Вот, как дороги просохли после распутицы, а в степи зазеленела трава, прознали казаки, что в двух днях пути от зимовья кочует богатый ногайский юрт и решили татар пощипать для разминки. Дмитрий с ними тогда напросился, меня же по малолетству дома оставили. Хоть и удачным был набег, много взяли оружия, драгоценностей, денег и полона, атаман Герасим не смог себе простить его до самой своей смерти. Потому что привез Дмитрий на зимовье, перекинув через седло, взятую в ясырь татарку, взятую из шатра убитого в стычке бея. При разделе добычи Дмитрий девушку. Казаки было зароптали, многим татарочка та приглянулась: на вид не старше меня тогдашнего, глаза большие, зеленые, что у кошки камышовой, в поясе что твоя оса — двумя пальцами можно обхватить, а грудь большая, высокая, но Герасим прикрикнул, велел сделать так, как заезжий шляхтич желает.
Поселил ее Дмитрий в своей хате, в выгородке. Сперва дичилась, словно пойманная ласка. Два раза бежать даже пыталась. Потом смирилась, к пану моему стала льнуть, татарскому языку его учила, сама же по-русски стала понемногу лопотать. Узнали мы, что звать ее Агли, и оказалась она дочерью того самого ногайского бея, что выехал по весне на соколиную охоту. Так или иначе, а вскоре приглянулись они друг другу. Оба молодые, пригожие, грамоте ученые, в столицах бывавшие. И такая случилась у них любовь, что к Ивана Купала уже вместе шляхтич беглый и пленная татарская панночка спали, не хоронясь, да души друг в друге не чаяли. А ближе к зиме даже мне, несмышленышу, видно стало, что татарка наша ребеночка ждет.

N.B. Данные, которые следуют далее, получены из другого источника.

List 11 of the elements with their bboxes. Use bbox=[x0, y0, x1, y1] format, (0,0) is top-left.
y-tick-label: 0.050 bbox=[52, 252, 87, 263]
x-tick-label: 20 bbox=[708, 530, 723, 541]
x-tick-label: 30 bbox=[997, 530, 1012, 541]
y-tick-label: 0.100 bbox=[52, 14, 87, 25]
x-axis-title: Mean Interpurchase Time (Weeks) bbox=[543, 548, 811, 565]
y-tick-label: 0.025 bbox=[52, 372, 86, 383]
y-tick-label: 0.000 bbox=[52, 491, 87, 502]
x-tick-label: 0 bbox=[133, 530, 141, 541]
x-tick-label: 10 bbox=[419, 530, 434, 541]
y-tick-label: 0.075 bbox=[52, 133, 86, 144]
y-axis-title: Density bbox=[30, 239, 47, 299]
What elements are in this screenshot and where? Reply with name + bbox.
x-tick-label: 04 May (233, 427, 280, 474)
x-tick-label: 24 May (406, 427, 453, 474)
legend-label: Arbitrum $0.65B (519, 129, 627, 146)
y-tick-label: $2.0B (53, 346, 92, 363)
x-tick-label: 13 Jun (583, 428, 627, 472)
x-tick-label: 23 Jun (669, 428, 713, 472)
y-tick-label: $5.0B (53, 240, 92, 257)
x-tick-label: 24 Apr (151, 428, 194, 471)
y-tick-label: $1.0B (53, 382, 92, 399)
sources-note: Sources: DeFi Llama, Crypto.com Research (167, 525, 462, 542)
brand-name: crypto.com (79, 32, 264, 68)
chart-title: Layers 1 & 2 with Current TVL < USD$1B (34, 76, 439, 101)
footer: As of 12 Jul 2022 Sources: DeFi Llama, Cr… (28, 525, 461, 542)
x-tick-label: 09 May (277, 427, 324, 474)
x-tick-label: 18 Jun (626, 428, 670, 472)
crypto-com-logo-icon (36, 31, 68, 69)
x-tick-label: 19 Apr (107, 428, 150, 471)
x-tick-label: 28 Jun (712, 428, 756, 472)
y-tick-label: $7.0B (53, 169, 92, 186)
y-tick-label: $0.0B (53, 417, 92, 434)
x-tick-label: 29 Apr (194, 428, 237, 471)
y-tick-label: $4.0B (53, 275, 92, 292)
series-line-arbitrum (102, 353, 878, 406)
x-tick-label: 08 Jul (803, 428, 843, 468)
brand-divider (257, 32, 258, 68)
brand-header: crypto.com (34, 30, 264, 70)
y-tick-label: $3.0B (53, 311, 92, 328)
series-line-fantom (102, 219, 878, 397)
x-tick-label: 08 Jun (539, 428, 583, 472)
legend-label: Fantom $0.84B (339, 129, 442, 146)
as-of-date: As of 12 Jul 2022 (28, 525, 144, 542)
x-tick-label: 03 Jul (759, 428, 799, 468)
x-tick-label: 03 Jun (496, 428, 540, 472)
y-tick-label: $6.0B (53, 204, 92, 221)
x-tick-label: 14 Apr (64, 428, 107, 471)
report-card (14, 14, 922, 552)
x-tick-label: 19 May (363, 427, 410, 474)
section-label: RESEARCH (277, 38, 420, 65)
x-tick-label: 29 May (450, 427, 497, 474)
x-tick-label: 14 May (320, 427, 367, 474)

Дмитрия тогда словно подменили. С татарки он чуть пылинки не сдувал, двух хуторских старух нанял, чтобы за ней ухаживали, любой каприз её исполнял. А как срок ей подошел, сам о три-конь помчался за повивальной бабкой, да все время пока она рожала, за дверью простоял. Но видать не было на роду ему написано даже толики счастья. Что там произошло, не ведомо, да только померла Агли при родах. Черен стал Дмитрий лицом, когда бабка из хаты вышла. Ребеночка у нее принял, зубами скрипнул, но слезы сдержал. Похоронил татарку, приказал кормилицу на хутор привезти, но улыбаться совсем перестал с тех пор.
Дальше покатилась жизнь, словно под гору снежный ком. Не успели мы сороковины отгоревать, как приехал в зимовье один из тех шляхтичей, что Дмитрия к нам привез. При мне ему сказал: "Пора, Ваше Величество, ехать к Вишневецкому. Все готово для начала дела". Стал Дмитрий собираться, долго прощался с сыном, а перед тем как в седло вскочить подошел ко мне и сказал: "Дмитрия моего, — Дмитрием он сына назвал, — береги пуще глаза, Филимон". Изменишь, и на том свете достану, сбережешь наследника — озолочу и большим человеком сделаю"… С тем и уехал. А вскоре дошел до нас слух, что объявился в польских землях чудом уцелевший царевич, Дмитрий Иоаннович, сын самого царя Иоанна Васильевича Четвертого, которого ливонцы и шляхта не иначе, как "Тираннусом" называла…
Вот так и оказалось, что я почти два года, сам того не ведая, был первым слугою и воспитателем его сына у будущего московского царя.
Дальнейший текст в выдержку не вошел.